Mode- and Size-Dependent Landau-Lifshitz Damping in Magnetic Nanostructures: Evidence for Nonlocal Damping

We demonstrate a strong dependence of the effective damping on the nanomagnet size and the particular spin-wave mode that can be explained by the theory of intralayer transverse-spin pumping. The effective Landau-Lifshitz damping is measured optically in individual, isolated nanomagnets as small as 100 nm. The measurements are accomplished by use of a novel heterodyne magneto-optical microwave microscope with unprecedented sensitivity. Experimental data reveal multiple standing spin-wave modes that we identify by use of micromagnetic modeling as having either localized or delocalized character, described generically as end and center modes. The damping parameter of the two modes depends on both the size of the nanomagnet as well as the particular spin-wave mode that is excited, with values that are enhanced by as much as 40% relative to that measured for an extended film. Contrary to expectations based on the ad hoc consideration of lithography-induced edge damage, the damping for the end mode decreases as the size of the nanomagnet decreases. The data agree with the theory for damping caused by the flow of intralayer transverse spin currents driven by the magnetization curvature. These results have serious implications for the performance of nanoscale spintronic devices such as spin-torque-transfer magnetic random access memory.

Figure 1

Measured resonance fields for a 100 nm nanomagnet: The center mode (red circles) has the lowest resonance field followed by the end mode 1 (green squares) and end mode 2 (blue triangles). The solid lines are fits to Eq. (1). The inset shows a spectrum obtained at 13.2 GHz. The solid (red) line is a fit to Eq. (1) in the Supplemental Material [26].

Figure 2

Linewidths for the center modes (a) and (c) and end modes (b) and (d) for a 200 nm and a 100 nm nanomagnet. The insets show the mode profile along the long axis of the ellipsoid, as determined by micromagnetic simulations. The horizontal red line indicates zero amplitude.

Figure 3

(a) Experimental damping data: we plot the dependence of $\alpha$ on nanomagnet size.
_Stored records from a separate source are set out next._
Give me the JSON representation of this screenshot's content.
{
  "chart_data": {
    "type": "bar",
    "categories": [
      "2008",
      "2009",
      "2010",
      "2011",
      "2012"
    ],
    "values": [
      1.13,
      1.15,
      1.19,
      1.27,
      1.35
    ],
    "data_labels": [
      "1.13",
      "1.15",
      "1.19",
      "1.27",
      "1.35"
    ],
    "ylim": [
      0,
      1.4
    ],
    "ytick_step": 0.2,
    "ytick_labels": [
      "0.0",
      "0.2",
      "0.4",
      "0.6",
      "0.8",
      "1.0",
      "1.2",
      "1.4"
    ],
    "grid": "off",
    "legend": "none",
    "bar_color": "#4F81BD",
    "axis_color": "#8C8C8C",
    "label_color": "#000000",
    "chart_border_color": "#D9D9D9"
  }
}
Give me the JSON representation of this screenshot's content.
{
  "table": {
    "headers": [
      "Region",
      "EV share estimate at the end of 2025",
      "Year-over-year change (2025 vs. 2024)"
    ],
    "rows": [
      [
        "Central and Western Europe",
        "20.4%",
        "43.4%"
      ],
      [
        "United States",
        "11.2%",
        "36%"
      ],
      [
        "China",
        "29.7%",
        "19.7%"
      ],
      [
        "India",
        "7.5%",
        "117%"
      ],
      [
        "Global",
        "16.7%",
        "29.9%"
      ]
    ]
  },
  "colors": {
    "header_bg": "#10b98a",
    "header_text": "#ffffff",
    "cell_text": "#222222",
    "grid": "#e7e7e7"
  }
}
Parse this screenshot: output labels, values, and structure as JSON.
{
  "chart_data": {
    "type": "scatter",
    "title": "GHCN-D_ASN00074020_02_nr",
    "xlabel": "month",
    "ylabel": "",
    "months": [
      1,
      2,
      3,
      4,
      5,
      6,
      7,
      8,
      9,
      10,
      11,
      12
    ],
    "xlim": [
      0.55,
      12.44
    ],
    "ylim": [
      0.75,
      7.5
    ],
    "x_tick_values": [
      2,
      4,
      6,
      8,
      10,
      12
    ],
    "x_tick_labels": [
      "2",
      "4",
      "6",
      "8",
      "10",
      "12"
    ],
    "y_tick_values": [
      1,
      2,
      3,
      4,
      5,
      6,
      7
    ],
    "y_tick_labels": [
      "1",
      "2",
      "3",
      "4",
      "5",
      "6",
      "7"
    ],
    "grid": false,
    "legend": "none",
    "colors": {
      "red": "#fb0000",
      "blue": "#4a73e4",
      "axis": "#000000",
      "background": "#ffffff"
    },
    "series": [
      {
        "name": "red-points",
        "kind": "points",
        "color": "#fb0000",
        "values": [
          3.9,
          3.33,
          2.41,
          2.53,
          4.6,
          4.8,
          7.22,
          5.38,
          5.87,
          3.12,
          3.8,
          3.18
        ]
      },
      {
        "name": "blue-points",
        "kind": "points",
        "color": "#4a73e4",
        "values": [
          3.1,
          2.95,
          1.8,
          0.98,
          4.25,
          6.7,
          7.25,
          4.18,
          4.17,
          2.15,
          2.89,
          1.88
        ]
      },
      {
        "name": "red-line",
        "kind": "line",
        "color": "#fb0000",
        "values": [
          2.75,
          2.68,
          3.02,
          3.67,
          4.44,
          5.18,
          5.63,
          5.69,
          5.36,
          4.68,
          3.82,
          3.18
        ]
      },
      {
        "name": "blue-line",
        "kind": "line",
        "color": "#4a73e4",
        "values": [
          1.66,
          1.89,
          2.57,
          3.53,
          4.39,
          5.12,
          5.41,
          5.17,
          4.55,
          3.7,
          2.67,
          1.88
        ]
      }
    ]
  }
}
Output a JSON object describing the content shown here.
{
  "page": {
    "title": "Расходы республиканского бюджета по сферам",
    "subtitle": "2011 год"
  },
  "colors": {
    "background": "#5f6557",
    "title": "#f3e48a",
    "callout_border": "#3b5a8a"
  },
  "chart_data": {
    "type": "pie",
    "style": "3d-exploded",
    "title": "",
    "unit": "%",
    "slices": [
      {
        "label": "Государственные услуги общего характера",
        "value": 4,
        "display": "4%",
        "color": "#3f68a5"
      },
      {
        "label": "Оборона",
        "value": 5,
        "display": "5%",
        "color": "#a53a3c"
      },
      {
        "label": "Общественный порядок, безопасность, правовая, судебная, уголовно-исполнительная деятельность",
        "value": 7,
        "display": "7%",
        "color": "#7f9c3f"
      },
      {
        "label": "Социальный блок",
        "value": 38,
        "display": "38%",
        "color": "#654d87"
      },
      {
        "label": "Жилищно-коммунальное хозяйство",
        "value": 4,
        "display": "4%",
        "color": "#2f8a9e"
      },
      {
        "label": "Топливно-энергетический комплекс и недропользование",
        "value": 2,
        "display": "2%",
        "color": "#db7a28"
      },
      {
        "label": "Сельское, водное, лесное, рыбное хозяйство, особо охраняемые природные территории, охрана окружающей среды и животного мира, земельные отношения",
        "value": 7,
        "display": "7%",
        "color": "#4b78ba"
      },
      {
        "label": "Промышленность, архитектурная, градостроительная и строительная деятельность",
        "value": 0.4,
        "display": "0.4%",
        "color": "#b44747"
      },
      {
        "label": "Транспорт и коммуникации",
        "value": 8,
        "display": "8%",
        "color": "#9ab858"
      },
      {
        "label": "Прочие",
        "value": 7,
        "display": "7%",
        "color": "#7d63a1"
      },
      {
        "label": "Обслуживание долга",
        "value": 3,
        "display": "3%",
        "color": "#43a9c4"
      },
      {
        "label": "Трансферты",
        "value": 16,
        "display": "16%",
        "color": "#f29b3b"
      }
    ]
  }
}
The black circles (red triangles) are the average values of the end modes (center mode). $\alpha$ for the $20\times 20{\mathrm{mm}}^2$ square is marked with a blue bar, where the width of the bar indicates the measurement precision. (b) Intralayer spin-pumping model: the red circles are the fitted values of $\alpha$ for the end mode and the black circles for the center mode. ${\tau }_{\mathrm{sc}}$ was the only fitting parameter. (c) Edge-enhanced damping model: the red circles are $\alpha$ for the end mode and the black circles for the center mode.